The Nasdaq composite index closed at 2,169.95, down just 0.83 for the session, after being down more than 65 points in the morning. The Dow Jones industrial average gained 26.29 points to end the day at 10,948.38.

Nokia initially sent stocks reeling after the company said its second-quarter earnings will fall short of consensus estimates. Nokia said it expects second-quarter earnings to be in the range of 13 cents to 14 cents per share, down from the 17 cents a share it predicted earlier. According to First Call, the handset maker was expected to report a profit of 18 cents a share.

Shares of Nokia fell $5.45 to $23.26. Rival Motorola was down 86 cents to $14. Ericsson was down 20 cents to $5.30. RF Micro Devices, a chip supplier to handset makers, fell 61 cents to $25.80. Texas Instruments dropped $1.91 to $34.90.

The CNET wireless index fell more than 4 percent, while the CNET semiconductor index fell almost 1.5 percent after the Nokia warning.

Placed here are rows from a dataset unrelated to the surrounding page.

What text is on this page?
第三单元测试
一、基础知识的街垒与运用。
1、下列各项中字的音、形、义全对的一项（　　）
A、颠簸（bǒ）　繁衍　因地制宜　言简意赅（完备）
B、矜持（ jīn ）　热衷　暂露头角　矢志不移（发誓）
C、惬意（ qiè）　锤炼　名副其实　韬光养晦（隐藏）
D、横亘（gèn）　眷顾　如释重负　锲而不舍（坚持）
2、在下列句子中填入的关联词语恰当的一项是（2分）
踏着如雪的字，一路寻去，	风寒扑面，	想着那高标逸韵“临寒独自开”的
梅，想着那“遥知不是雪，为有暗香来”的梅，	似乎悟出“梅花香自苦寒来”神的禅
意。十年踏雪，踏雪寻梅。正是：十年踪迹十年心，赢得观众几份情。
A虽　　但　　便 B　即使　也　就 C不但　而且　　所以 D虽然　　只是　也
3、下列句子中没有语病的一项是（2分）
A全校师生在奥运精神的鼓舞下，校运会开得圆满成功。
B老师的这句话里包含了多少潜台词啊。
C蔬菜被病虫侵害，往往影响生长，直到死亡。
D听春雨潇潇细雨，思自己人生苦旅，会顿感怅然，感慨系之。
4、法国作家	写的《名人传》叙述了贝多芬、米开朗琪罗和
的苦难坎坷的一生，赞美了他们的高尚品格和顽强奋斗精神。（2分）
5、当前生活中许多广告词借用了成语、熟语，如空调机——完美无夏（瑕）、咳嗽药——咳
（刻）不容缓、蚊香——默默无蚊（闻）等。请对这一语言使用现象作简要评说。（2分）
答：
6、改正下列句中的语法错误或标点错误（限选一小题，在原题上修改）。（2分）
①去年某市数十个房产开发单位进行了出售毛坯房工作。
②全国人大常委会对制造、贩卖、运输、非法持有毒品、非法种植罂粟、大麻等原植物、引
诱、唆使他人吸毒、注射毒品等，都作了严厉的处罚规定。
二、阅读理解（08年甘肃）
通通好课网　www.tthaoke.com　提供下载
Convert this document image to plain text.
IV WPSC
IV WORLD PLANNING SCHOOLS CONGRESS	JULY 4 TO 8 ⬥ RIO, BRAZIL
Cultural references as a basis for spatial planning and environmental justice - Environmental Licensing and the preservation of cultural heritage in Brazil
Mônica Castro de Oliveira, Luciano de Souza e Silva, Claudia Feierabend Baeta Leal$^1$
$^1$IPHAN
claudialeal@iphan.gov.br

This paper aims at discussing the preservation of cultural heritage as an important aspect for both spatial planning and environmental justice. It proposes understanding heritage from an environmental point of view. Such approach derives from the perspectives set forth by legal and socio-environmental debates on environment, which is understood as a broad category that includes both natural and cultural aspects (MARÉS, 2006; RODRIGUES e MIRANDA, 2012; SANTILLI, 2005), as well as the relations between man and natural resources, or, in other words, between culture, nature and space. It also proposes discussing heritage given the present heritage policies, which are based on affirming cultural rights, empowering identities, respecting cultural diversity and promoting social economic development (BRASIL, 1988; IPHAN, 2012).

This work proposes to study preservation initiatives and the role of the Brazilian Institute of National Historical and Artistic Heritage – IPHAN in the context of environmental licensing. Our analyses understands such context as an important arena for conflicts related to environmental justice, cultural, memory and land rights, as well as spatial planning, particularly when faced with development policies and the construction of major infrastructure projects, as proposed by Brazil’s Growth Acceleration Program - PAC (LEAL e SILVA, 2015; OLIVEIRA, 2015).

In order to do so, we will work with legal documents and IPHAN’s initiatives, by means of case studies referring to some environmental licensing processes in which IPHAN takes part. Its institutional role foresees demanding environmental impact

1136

PC and storage stocks were also active. In a research note, Morgan Stanley analyst Gillian Munson upgraded Dell Computer from "neutral" to "outperform" and set a target price of $33. Dell shares were up 84 cents to $26.10. Shares of Compaq Computer and Apple Computer rose 12 cents to $15.57 and 27 cents to $20.31, respectively, after being mentioned in Munson's report.

Munson also cut her earnings targets for EMC, which saw shares fall 17 cents to $31.74.

Networking and telecommunications equipment stocks generally remained weak. Cisco Systems fell a penny to $20.37. Lucent Technologies lost 10 cents to $7.94, and Nortel Networks was down 24 cents to $11.80. Juniper Networks rose 30 cents to $35.63.

Among other actively traded tech issues, Intel was down 20 cents to $30.13. Oracle slid 4 cents to $16.15. Microsoft dipped 4 cents to $72.08, and Sun Microsystems rose 32 cents to $17.20.

Staff and Reuters contributed to this report.